Mrs Thabela added that the ministry has approved school fees increases for some schools that applied to the ministry although none has been given the green light to charge in foreign currency.
“Where schools have applied and followed due processes, they have been granted authority to increase fees. There is a circular that actually went out where the minister told schools that because of the realities on the ground we can’t say don’t increase fees but it has to be justified and there is a due process that they have to follow.”
Mrs Thabela said she could not say off hand, which schools have applied and granted the green light to adjust their fees.
A week-long survey by Sunday News revealed that apart from adjusting fees, some boarding schools are demanding part payment in foreign currency while some have gone a step further by demanding that parents buy groceries for their children. In the past, procurement of food and other necessities used by boarders was done by the school.
At Manama High School in Gwanda District, parents have been given a list of groceries to buy. According to the list each child should in addition to the fees bring 5kgs of rice, 5kg of sugar, 5 litres of cool drink and 5 litres of cooking oil. Other schools that have also demanded various grocery items include Usher High School in Matabeleland South’s Bulilima District.
John Tallach High School in Matabeleland North has asked parents to top up their fees by an additional $50. Other schools have simply increased their fees and sent notices to parents that if need be, there will be another top-up during the term.
Parents at David Livingstone in Ntabazinduna said the school increased fees from $580 to $850 per term.
“Last term we were paying $530 for term one, but we were recently called to a meeting where they told us the fees have gone up to $850.
They said this is to cushion the school since prices of most goods have gone up,” said a parent with a pupil at the school.

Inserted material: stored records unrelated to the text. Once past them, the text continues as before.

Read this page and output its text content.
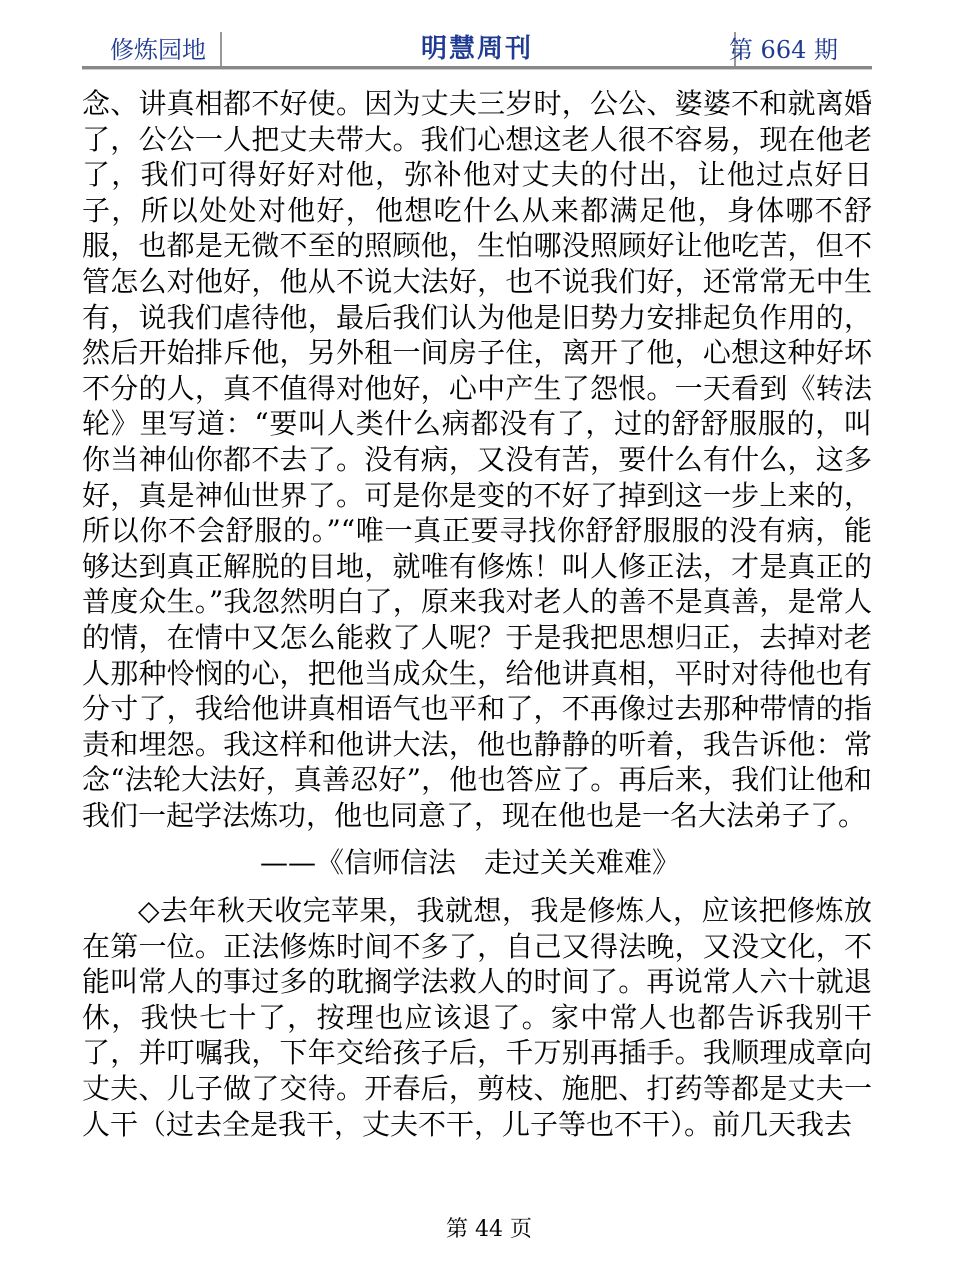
修炼园地	明慧周刊	第 664 期

念、讲真相都不好使。因为丈夫三岁时，公公、婆婆不和就离婚了，公公一人把丈夫带大。我们心想这老人很不容易，现在他老了，我们可得好好对他，弥补他对丈夫的付出，让他过点好日子，所以处处对他好，他想吃什么从来都满足他，身体哪不舒服，也都是无微不至的照顾他，生怕哪没照顾好让他吃苦，但不管怎么对他好，他从不说大法好，也不说我们好，还常常无中生有，说我们虐待他，最后我们认为他是旧势力安排起负作用的，然后开始排斥他，另外租一间房子住，离开了他，心想这种好坏不分的人，真不值得对他好，心中产生了怨恨。一天看到《转法轮》里写道：“要叫人类什么病都没有了，过的舒舒服服的，叫你当神仙你都不去了。没有病，又没有苦，要什么有什么，这多好，真是神仙世界了。可是你是变的不好了掉到这一步上来的，所以你不会舒服的。”“唯一真正要寻找你舒舒服服的没有病，能够达到真正解脱的目地，就唯有修炼！叫人修正法，才是真正的普度众生。”我忽然明白了，原来我对老人的善不是真善，是常人的情，在情中又怎么能救了人呢？于是我把思想归正，去掉对老人那种怜悯的心，把他当成众生，给他讲真相，平时对待他也有分寸了，我给他讲真相语气也平和了，不再像过去那种带情的指责和埋怨。我这样和他讲大法，他也静静的听着，我告诉他：常念“法轮大法好，真善忍好”，他也答应了。再后来，我们让他和我们一起学法炼功，他也同意了，现在他也是一名大法弟子了。

——《信师信法　走过关关难难》

◇去年秋天收完苹果，我就想，我是修炼人，应该把修炼放在第一位。正法修炼时间不多了，自己又得法晚，又没文化，不能叫常人的事过多的耽搁学法救人的时间了。再说常人六十就退休，我快七十了，按理也应该退了。家中常人也都告诉我别干了，并叮嘱我，下年交给孩子后，千万别再插手。我顺理成章向丈夫、儿子做了交待。开春后，剪枝、施肥、打药等都是丈夫一人干（过去全是我干，丈夫不干，儿子等也不干）。前几天我去

第 44 页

Methodist Church in Zimbabwe-run Thekwane High School in Bulilima had proposed that parents bring groceries last term but later changed goal posts saying they were yet to get approval from the Ministry of Primary and Secondary Education on what position to take on the matter. According to seculars sent to parents by the school dated 2 January 2019, the school reiterated that it was still waiting for approval on the proposal.

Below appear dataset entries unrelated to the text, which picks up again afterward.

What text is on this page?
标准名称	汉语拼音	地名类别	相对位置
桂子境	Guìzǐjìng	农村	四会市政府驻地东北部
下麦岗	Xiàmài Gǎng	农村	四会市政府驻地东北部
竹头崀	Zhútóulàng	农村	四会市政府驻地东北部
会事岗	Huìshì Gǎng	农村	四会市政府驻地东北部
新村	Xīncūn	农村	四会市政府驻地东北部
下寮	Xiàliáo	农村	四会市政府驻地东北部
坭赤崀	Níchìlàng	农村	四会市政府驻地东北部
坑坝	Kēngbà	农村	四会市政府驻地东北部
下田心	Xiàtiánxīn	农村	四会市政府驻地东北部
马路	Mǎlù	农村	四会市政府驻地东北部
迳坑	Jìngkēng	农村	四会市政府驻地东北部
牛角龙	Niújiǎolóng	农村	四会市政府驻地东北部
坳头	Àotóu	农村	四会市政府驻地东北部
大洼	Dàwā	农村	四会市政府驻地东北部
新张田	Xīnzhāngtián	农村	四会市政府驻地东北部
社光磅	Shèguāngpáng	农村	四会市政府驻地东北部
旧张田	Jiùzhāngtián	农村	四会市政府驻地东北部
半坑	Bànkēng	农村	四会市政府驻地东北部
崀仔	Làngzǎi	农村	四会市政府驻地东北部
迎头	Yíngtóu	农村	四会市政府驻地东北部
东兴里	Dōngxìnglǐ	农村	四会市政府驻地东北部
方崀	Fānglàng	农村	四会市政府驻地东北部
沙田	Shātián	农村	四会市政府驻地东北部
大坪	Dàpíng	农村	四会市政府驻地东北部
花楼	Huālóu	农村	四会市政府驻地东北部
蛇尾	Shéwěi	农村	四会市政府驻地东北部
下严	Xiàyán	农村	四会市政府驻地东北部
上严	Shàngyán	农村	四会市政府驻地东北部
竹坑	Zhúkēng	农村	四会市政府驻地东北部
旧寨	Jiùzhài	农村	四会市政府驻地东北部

St James High School in Nyamandlovu last term asked parents to provide groceries in order for them to augment what the school was providing as it was no longer adequate. It was, however, not revealed what the demands for this coming term would be. Some schools have reportedly demanded that parents settle part of their fees in foreign currency to guard against price increases.

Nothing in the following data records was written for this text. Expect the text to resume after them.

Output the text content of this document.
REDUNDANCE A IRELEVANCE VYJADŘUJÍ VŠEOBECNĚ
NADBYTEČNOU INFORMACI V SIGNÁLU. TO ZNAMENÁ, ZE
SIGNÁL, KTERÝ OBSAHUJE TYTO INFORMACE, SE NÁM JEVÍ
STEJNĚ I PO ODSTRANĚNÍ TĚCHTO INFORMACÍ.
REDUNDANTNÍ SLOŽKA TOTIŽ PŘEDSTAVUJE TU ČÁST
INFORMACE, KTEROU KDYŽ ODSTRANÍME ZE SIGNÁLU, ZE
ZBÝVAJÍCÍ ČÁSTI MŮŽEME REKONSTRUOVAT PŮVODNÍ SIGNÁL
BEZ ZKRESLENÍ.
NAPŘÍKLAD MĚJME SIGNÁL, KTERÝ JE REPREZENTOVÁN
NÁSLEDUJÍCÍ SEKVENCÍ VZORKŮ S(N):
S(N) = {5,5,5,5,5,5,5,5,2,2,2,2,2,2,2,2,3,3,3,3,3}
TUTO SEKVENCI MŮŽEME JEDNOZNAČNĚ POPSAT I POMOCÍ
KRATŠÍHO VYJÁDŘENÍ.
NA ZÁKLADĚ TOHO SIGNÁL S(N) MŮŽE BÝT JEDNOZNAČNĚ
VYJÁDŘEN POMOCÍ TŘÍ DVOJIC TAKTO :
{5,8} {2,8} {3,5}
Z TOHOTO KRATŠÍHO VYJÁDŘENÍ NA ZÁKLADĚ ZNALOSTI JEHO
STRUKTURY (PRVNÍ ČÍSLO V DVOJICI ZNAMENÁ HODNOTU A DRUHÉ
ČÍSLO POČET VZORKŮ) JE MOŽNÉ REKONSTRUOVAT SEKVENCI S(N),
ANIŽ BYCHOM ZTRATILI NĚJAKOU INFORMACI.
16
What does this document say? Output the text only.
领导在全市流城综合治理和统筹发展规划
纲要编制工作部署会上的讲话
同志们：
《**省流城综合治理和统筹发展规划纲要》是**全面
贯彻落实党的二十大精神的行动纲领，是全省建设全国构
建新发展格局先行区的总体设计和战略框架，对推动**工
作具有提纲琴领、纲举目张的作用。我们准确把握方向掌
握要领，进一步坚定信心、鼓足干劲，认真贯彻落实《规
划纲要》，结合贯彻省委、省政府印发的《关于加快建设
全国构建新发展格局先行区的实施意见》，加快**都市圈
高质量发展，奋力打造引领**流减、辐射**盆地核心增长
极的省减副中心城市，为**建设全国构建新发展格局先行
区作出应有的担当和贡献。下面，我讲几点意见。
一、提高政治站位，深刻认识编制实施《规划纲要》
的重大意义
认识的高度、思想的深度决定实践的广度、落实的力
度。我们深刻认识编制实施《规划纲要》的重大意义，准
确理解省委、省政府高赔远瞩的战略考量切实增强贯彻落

Mrs Thabela, however, said when they approved the fees increases, they clearly specified that the schools must not demand a specific currency from parents but all working currencies.
“Demanding a certain currency is not acceptable. However, there are certain schools that are said to be doing it without our knowledge,” she said.
On groceries, Mrs Thabela said the ministry does not have jurisdiction over the issue as it was an agreement between parents and schools.
The nightmare for parents has not only been confined to boarding schools but across the board with some primary schools in Bulawayo especially former Group As having reviewed their fees. Most exercise and text books have also gone three to four folds up and the situation has been worsened by the high number of books some schools are demanding.
A random check revealed that a two quire counter book costs an average of $8 in most shops while a A4 32 page is going from $2 and a 72-paged book is going for $2,50. However, some vendors were also making brisk business by selling some of the books at prices lower than most shops.
Mrs Roseline Moyo, a parent whose child is starting Grade Three at Hope Fountain said education had become expensive and unaffordable for most parents.
“This year it is going to be difficult sending our children back to school, prices continue to go up and yet our salaries remain the same. My child is going to Grade Three, from the list I was given I am supposed to buy 30 exercise books with 10 two quire books, seven A4 72 page and 13 A4 32 pages, not mentioning the list of textbooks needed,” she said.
Mrs Patience Mphoko, a parent of a child starting ECD A at Mahatshula Primary School said she has spent more than $300 buying stationery and other requirements demanded by the school.
“I have spent $321 buying all the required material. It is not easy but for the sake of our children’s education we have to sacrifice. I bought Typek bond paper at $40, poster paint $10, paint brush $3, a pair of scissors for $2, Stickstuff $4, glue $5, file $2, mini laptop $150, reading text books go for an average of $15 each, manilla sheets $2,47 and wax crayons cost an average of $4,22,” said Mrs Mphoko.
Mrs Thabela said the ministry was not in charge of determining prices of stationery and uniforms.